Common Challenges and Solutions

Challenge: Resource Discovery Across Multiple Accounts

Solution: Use AWS Organizations and cross-account roles for centralized discovery. Implement automated discovery tools that can access multiple accounts. Create standardized tagging and naming conventions across accounts.

Challenge: Tracking Dynamic Resources

Solution: Implement real-time discovery and tracking updates. Use event-driven tracking with CloudWatch Events. Create automated processes for tracking short-lived resources.

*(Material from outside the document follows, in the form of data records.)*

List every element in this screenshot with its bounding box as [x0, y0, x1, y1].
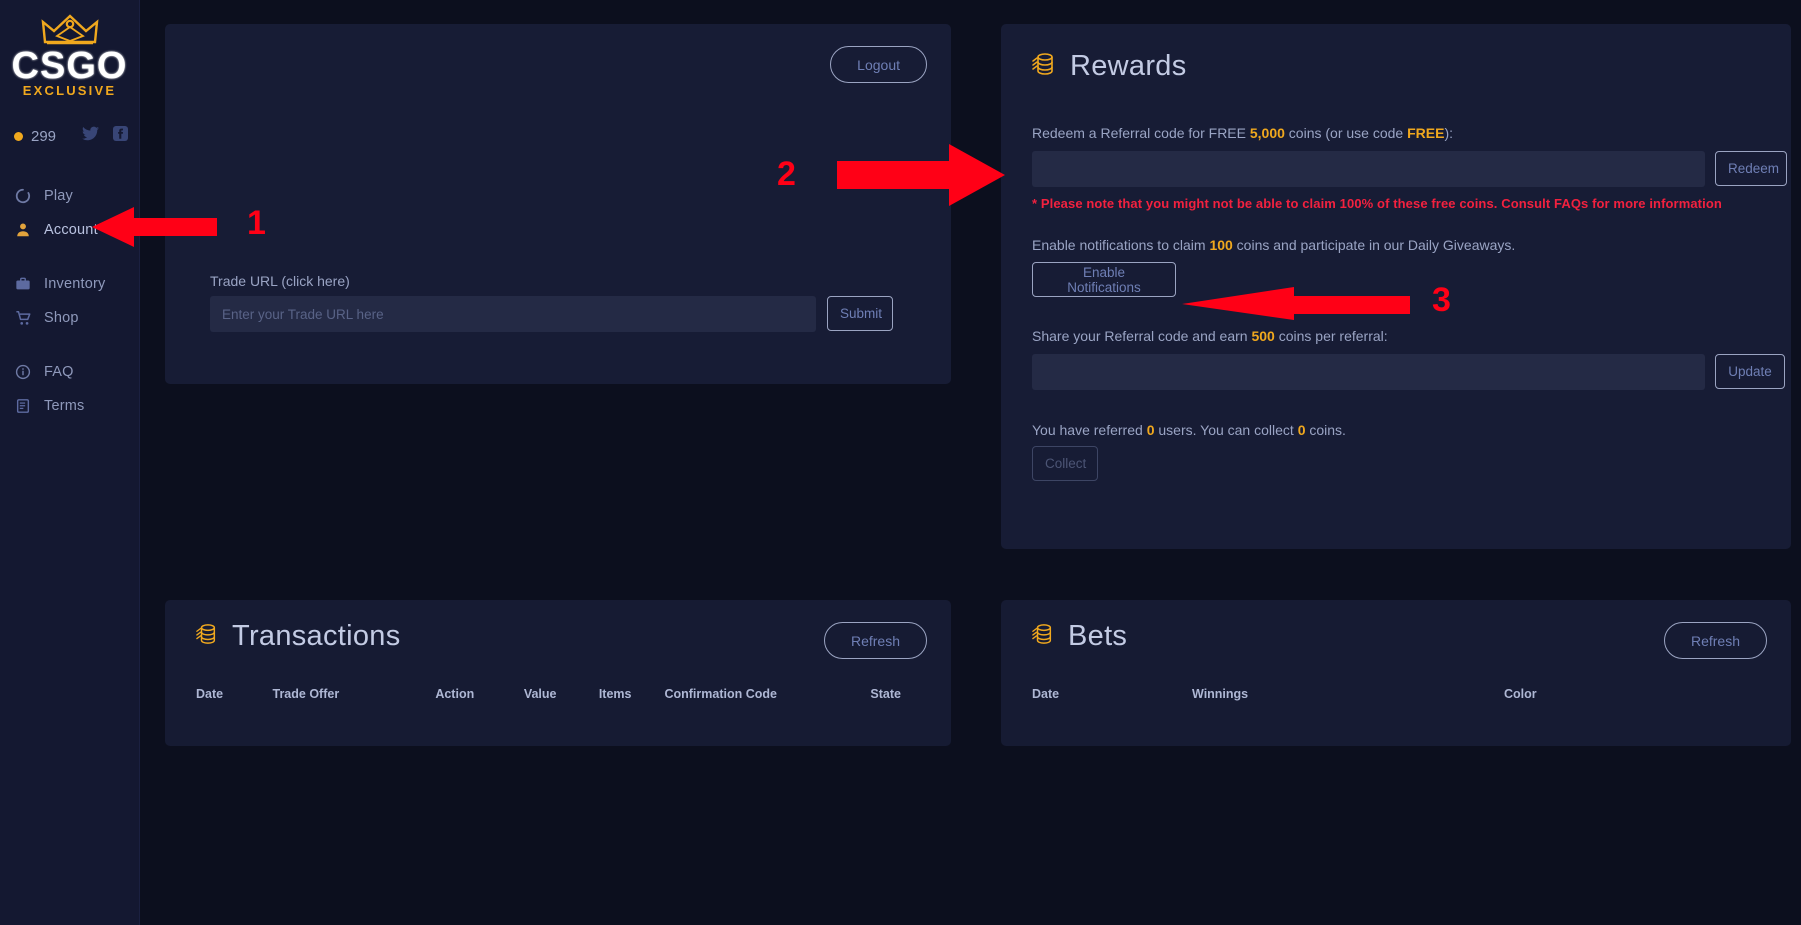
redeem-warning-text: * Please note that you might not be able…	[1032, 196, 1722, 211]
share-amount: 500	[1251, 328, 1275, 344]
notify-amount: 100	[1209, 237, 1233, 253]
referred-summary: You have referred 0 users. You can colle…	[1032, 421, 1346, 439]
enable-notifications-button[interactable]: Enable Notifications	[1032, 262, 1176, 297]
bets-panel: Bets Refresh Date Winnings Color	[1001, 600, 1791, 746]
coins-icon	[1032, 622, 1054, 651]
redeem-text-mid: coins (or use code	[1284, 125, 1408, 141]
play-circle-icon	[14, 187, 32, 205]
nav-group-commerce: Inventory Shop	[0, 267, 139, 335]
sidebar-item-inventory[interactable]: Inventory	[0, 267, 139, 301]
redeem-description: Redeem a Referral code for FREE 5,000 co…	[1032, 124, 1453, 142]
column-header: Confirmation Code	[664, 687, 777, 701]
sidebar-item-terms[interactable]: Terms	[0, 389, 139, 423]
referred-post: coins.	[1305, 422, 1346, 438]
annotation-number-2: 2	[777, 155, 796, 193]
sidebar-item-shop[interactable]: Shop	[0, 301, 139, 335]
column-header: Trade Offer	[272, 687, 340, 701]
refresh-bets-button[interactable]: Refresh	[1663, 622, 1767, 659]
annotation-arrow-2	[837, 144, 1005, 206]
table-header-row: Date Winnings Color	[1032, 687, 1741, 705]
sidebar-item-faq[interactable]: FAQ	[0, 355, 139, 389]
column-header: State	[870, 687, 901, 701]
cart-icon	[14, 309, 32, 327]
brand-logo[interactable]: CSGO EXCLUSIVE	[0, 0, 139, 99]
redeem-text-pre: Redeem a Referral code for FREE	[1032, 125, 1250, 141]
transactions-header: Transactions	[196, 620, 401, 653]
sidebar-item-label: Play	[44, 188, 74, 204]
annotation-number-3: 3	[1432, 281, 1451, 319]
referral-code-input[interactable]	[1032, 354, 1705, 390]
column-header: Value	[523, 687, 557, 701]
crown-icon	[41, 14, 98, 45]
refresh-transactions-button[interactable]: Refresh	[823, 622, 927, 659]
sidebar: CSGO EXCLUSIVE 299 Play Account Inventor…	[0, 0, 140, 925]
nav-group-info: FAQ Terms	[0, 355, 139, 423]
sidebar-item-label: Inventory	[44, 276, 106, 292]
coin-dot-icon	[14, 131, 23, 141]
annotation-arrow-3	[1182, 287, 1410, 320]
transactions-panel: Transactions Refresh Date Trade Offer Ac…	[165, 600, 951, 746]
main-content: Logout Trade URL (click here) Submit	[140, 0, 1801, 925]
info-circle-icon	[14, 363, 32, 381]
account-panel: Logout Trade URL (click here) Submit	[165, 24, 951, 384]
bets-header: Bets	[1032, 620, 1127, 653]
rewards-header: Rewards	[1032, 50, 1187, 83]
social-links	[82, 126, 129, 146]
share-text-post: coins per referral:	[1274, 328, 1388, 344]
page-root: CSGO EXCLUSIVE 299 Play Account Inventor…	[0, 0, 1801, 925]
redeem-amount: 5,000	[1249, 125, 1285, 141]
sidebar-item-label: Shop	[44, 310, 79, 326]
document-icon	[14, 397, 32, 415]
bets-table: Date Winnings Color	[1032, 687, 1741, 705]
sidebar-item-label: Account	[44, 222, 98, 238]
redeem-button[interactable]: Redeem	[1715, 151, 1787, 186]
logout-button[interactable]: Logout	[830, 46, 927, 83]
annotation-arrow-1	[92, 207, 217, 247]
column-header: Items	[598, 687, 632, 701]
balance-row: 299	[0, 125, 139, 147]
update-referral-button[interactable]: Update	[1715, 354, 1785, 389]
column-header: Date	[196, 687, 224, 701]
referred-pre: You have referred	[1032, 422, 1147, 438]
bets-title: Bets	[1068, 620, 1128, 652]
trade-url-input[interactable]	[210, 296, 816, 332]
notifications-description: Enable notifications to claim 100 coins …	[1032, 236, 1515, 254]
annotation-number-1: 1	[247, 204, 266, 242]
notify-text-post: coins and participate in our Daily Givea…	[1232, 237, 1516, 253]
collect-button[interactable]: Collect	[1032, 446, 1098, 481]
briefcase-icon	[14, 275, 32, 293]
share-description: Share your Referral code and earn 500 co…	[1032, 327, 1388, 345]
trade-url-label[interactable]: Trade URL (click here)	[210, 273, 350, 289]
column-header: Color	[1504, 687, 1537, 701]
column-header: Date	[1032, 687, 1060, 701]
facebook-icon[interactable]	[113, 126, 129, 146]
rewards-title: Rewards	[1070, 50, 1187, 82]
twitter-icon[interactable]	[82, 126, 100, 146]
redeem-code: FREE	[1407, 125, 1445, 141]
sidebar-item-label: Terms	[44, 398, 85, 414]
referred-mid: users. You can collect	[1154, 422, 1298, 438]
transactions-title: Transactions	[232, 620, 401, 652]
sidebar-item-label: FAQ	[44, 364, 74, 380]
balance-value: 299	[31, 127, 57, 145]
submit-trade-url-button[interactable]: Submit	[827, 296, 893, 331]
column-header: Action	[435, 687, 475, 701]
column-header: Winnings	[1192, 687, 1249, 701]
notify-text-pre: Enable notifications to claim	[1032, 237, 1210, 253]
redeem-text-post: ):	[1444, 125, 1453, 141]
redeem-code-input[interactable]	[1032, 151, 1705, 187]
user-icon	[14, 221, 32, 239]
transactions-table: Date Trade Offer Action Value Items Conf…	[196, 687, 901, 705]
brand-name: CSGO	[11, 45, 128, 87]
coins-icon	[1032, 51, 1056, 82]
table-header-row: Date Trade Offer Action Value Items Conf…	[196, 687, 901, 705]
share-text-pre: Share your Referral code and earn	[1032, 328, 1252, 344]
coins-icon	[196, 622, 218, 651]
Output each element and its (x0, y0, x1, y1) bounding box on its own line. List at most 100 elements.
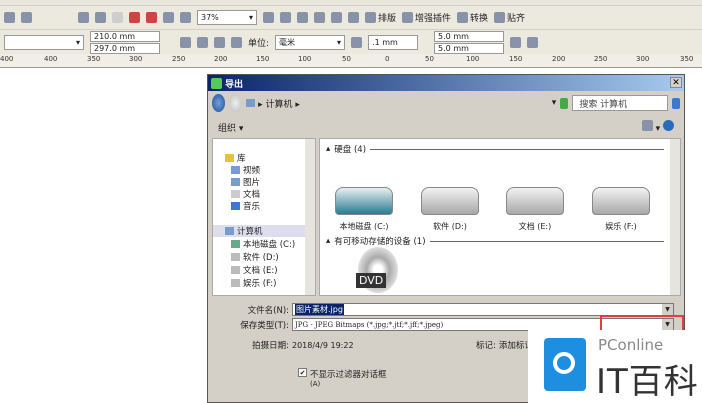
nav-video[interactable]: 视频 (231, 164, 260, 176)
group-removable[interactable]: ▴ 有可移动存储的设备 (1) (326, 235, 664, 247)
snap-button[interactable]: 贴齐 (494, 11, 525, 24)
drive-icon (592, 187, 650, 215)
content-scrollbar[interactable] (670, 139, 680, 295)
plugin-button[interactable]: 增强插件 (402, 11, 451, 24)
page-width-input[interactable]: 210.0 mm (90, 30, 160, 42)
portrait-icon[interactable] (180, 36, 191, 48)
drive-label: 软件 (D:) (433, 222, 467, 231)
drive-icon (421, 187, 479, 215)
nav-drive-d[interactable]: 软件 (D:) (231, 251, 279, 263)
nav-documents[interactable]: 文档 (231, 188, 260, 200)
paste-icon[interactable] (78, 12, 89, 23)
page-options-icon[interactable] (510, 36, 522, 48)
nudge-input[interactable]: .1 mm (368, 34, 419, 50)
nav-pictures[interactable]: 图片 (231, 176, 260, 188)
nav-library[interactable]: 库 (225, 152, 246, 164)
page-width-value: 210.0 mm (94, 31, 136, 41)
zoom-page-icon[interactable] (331, 12, 342, 23)
page-size-select[interactable]: ▾ (4, 34, 84, 50)
group-hard-disks[interactable]: ▴ 硬盘 (4) (326, 143, 664, 155)
breadcrumb[interactable]: ▸ 计算机 ▸ ▾ (246, 95, 556, 111)
drive-d[interactable]: 软件 (D:) (410, 187, 490, 232)
redo-icon[interactable] (112, 12, 123, 23)
address-bar: ▸ 计算机 ▸ ▾ 搜索 计算机 (208, 92, 684, 114)
save-icon[interactable] (4, 12, 15, 23)
duplicate-y-value: 5.0 mm (438, 43, 469, 53)
ruler-tick: 400 (44, 55, 58, 63)
property-bar: ▾ 210.0 mm 297.0 mm 单位: 毫米 ▾ .1 mm 5.0 mm… (0, 30, 702, 54)
forward-button[interactable] (229, 94, 243, 112)
convert-label: 转换 (470, 14, 489, 24)
app-launcher-icon[interactable] (163, 12, 174, 23)
unit-value: 毫米 (279, 37, 296, 47)
view-icon[interactable] (641, 120, 653, 131)
help-icon[interactable] (663, 120, 674, 131)
search-input[interactable]: 搜索 计算机 (572, 95, 668, 111)
plugin-label: 增强插件 (415, 14, 452, 24)
search-icon[interactable] (671, 97, 680, 109)
zoom-all-icon[interactable] (314, 12, 325, 23)
checkbox-label: 不显示过滤器对话框 (310, 370, 387, 380)
checkbox[interactable]: ✔ (298, 368, 307, 377)
align-icon[interactable] (180, 12, 191, 23)
back-button[interactable] (212, 94, 226, 112)
nav-drive-f[interactable]: 娱乐 (F:) (231, 277, 276, 289)
zoom-in-icon[interactable] (263, 12, 274, 23)
duplicate-x-value: 5.0 mm (438, 31, 469, 41)
duplicate-y-input[interactable]: 5.0 mm (434, 42, 505, 54)
convert-icon (457, 12, 469, 23)
drive-c[interactable]: 本地磁盘 (C:) (324, 187, 404, 232)
current-page-icon[interactable] (231, 36, 242, 48)
nav-drive-e[interactable]: 文档 (E:) (231, 264, 278, 276)
zoom-width-icon[interactable] (348, 12, 359, 23)
nav-label: 音乐 (243, 202, 261, 212)
nav-drive-c[interactable]: 本地磁盘 (C:) (231, 238, 295, 250)
chevron-down-icon[interactable]: ▾ (552, 98, 557, 108)
undo-icon[interactable] (95, 12, 106, 23)
zoom-selected-icon[interactable] (297, 12, 308, 23)
nav-music[interactable]: 音乐 (231, 200, 260, 212)
breadcrumb-computer[interactable]: 计算机 (266, 100, 293, 110)
convert-button[interactable]: 转换 (457, 11, 488, 24)
drive-f[interactable]: 娱乐 (F:) (581, 187, 661, 232)
refresh-icon[interactable] (560, 97, 569, 109)
page-height-value: 297.0 mm (94, 43, 136, 53)
date-value: 2018/4/9 19:22 (292, 340, 354, 350)
drive-icon (335, 187, 393, 215)
ruler-tick: 50 (425, 55, 434, 63)
ruler-tick: 150 (256, 55, 270, 63)
drive-e[interactable]: 文档 (E:) (495, 187, 575, 232)
checkbox-accesskey: (A) (310, 380, 321, 388)
group-label: 有可移动存储的设备 (1) (334, 237, 426, 247)
import-icon[interactable] (129, 12, 140, 23)
drive-icon (231, 240, 240, 248)
print-icon[interactable] (21, 12, 32, 23)
unit-select[interactable]: 毫米 ▾ (275, 34, 346, 50)
nav-computer[interactable]: 计算机 (213, 225, 305, 237)
organize-button[interactable]: 组织 ▾ (218, 121, 243, 134)
export-icon[interactable] (146, 12, 157, 23)
watermark-brand: PConline (598, 336, 664, 354)
page-height-input[interactable]: 297.0 mm (90, 42, 160, 54)
ruler-tick: 100 (466, 55, 480, 63)
layout-button[interactable]: 排版 (365, 11, 396, 24)
filename-label: 文件名(N): (247, 305, 289, 316)
search-placeholder: 搜索 计算机 (579, 99, 628, 110)
chevron-down-icon: ▾ (337, 37, 342, 47)
all-pages-icon[interactable] (214, 36, 225, 48)
close-button[interactable]: ✕ (670, 77, 682, 88)
landscape-icon[interactable] (197, 36, 208, 48)
filetype-value: JPG - JPEG Bitmaps (*.jpg;*.jtf;*.jff;*.… (295, 320, 444, 329)
duplicate-x-input[interactable]: 5.0 mm (434, 30, 505, 42)
ruler-tick: 400 (0, 55, 14, 63)
chevron-down-icon[interactable]: ▼ (662, 304, 673, 315)
ruler-tick: 300 (636, 55, 650, 63)
nav-scrollbar[interactable] (305, 139, 315, 295)
zoom-select[interactable]: 37% ▾ (197, 10, 257, 25)
zoom-value: 37% (201, 13, 219, 22)
layout-icon (365, 12, 376, 23)
zoom-out-icon[interactable] (280, 12, 291, 23)
page-border-icon[interactable] (527, 36, 539, 48)
ruler-tick: 350 (87, 55, 101, 63)
library-icon (225, 154, 234, 162)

Challenge: Maintaining Data Quality

Solution: Implement comprehensive data validation and quality checks. Use automated reconciliation processes. Create feedback loops for data accuracy improvement.

Challenge: Scalability of Tracking Systems

Solution: Use scalable storage and processing solutions. Implement efficient data structures and indexing. Use managed services for large-scale data processing.

Challenge: Integration with Existing Systems

Solution: Design flexible integration architectures. Use standard APIs and data formats. Implement gradual migration strategies for existing systems.